Pourquoi l’installation dans le placard suscitait-elle un écho en moi ?
À moins de succomber à nouveau à la confusion mentale qui s’était emparée de moi plus tôt dans la journée et de me persuader que c’en était moi l’auteur, pourquoi cette scène m’était-elle apparue si délicieusement juste ? Bien sûr que je n’en étais pas l’auteur. J’avais déjà honte de l’ineptie d’une telle hypothèse. « Bou ! », en effet… Ça ne valait même pas la peine d’en rire. C’était ridicule.
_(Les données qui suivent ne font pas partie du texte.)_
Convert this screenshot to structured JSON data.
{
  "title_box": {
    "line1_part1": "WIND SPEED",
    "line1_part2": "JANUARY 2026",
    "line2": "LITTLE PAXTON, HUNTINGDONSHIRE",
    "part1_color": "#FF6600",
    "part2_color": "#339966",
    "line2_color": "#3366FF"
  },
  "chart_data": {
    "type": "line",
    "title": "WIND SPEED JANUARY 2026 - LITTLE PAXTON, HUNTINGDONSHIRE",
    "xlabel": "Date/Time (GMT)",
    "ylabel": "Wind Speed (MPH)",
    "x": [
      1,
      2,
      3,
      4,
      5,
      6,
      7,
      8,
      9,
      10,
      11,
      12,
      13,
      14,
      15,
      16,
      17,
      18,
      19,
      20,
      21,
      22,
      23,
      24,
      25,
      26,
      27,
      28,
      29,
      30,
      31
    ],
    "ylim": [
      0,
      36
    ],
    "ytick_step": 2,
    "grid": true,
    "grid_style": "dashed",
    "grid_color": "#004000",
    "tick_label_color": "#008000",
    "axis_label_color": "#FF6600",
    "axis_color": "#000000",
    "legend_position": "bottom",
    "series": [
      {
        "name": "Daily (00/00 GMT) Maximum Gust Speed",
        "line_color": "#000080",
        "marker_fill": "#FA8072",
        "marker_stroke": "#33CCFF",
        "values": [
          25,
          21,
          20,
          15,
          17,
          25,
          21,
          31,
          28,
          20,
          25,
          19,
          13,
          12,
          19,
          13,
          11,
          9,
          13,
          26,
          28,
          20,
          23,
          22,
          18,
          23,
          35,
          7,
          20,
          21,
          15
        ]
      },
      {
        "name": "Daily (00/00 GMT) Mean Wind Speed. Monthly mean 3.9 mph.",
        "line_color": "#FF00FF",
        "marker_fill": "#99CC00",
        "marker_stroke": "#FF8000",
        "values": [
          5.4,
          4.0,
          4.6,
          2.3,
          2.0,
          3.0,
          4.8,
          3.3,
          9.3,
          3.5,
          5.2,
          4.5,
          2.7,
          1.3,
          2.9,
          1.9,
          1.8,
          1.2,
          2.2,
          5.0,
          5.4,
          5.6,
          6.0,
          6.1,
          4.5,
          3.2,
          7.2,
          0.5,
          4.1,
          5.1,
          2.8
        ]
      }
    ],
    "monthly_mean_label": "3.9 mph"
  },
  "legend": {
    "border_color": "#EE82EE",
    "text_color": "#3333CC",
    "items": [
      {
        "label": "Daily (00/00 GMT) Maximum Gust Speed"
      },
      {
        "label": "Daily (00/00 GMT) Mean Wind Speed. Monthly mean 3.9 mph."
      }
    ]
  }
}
Alors… pourquoi cet écho en moi ?
Je soupirai. J’éprouvais encore une nouvelle émotion : une grande confusion. Je n’avais aucune idée de ce qui était en train de se passer, si ce n’est que, d’une façon ou d’une autre, j’y étais mêlé. Ce n’était pas en soi une découverte révolutionnaire, étant donné qu’elle rejoignait toutes les conclusions de mes analyses précédentes. Si j’écartais l’hypothèse absurde que j’étais, sans le savoir, l’auteur de ces meurtres – et je l’écartais –, alors toutes les autres explications devenaient encore plus improbables. Dexter aurait donc pu résumer l’affaire ainsi : il sait qu’il est plus ou moins impliqué, mais il ne sait même pas ce que cela veut dire. Je sentais les petites roues de mon cerveau autrefois si fier quitter leurs rails et aller s’écraser au sol. Cling, cling. Bang. Dexter avait déraillé.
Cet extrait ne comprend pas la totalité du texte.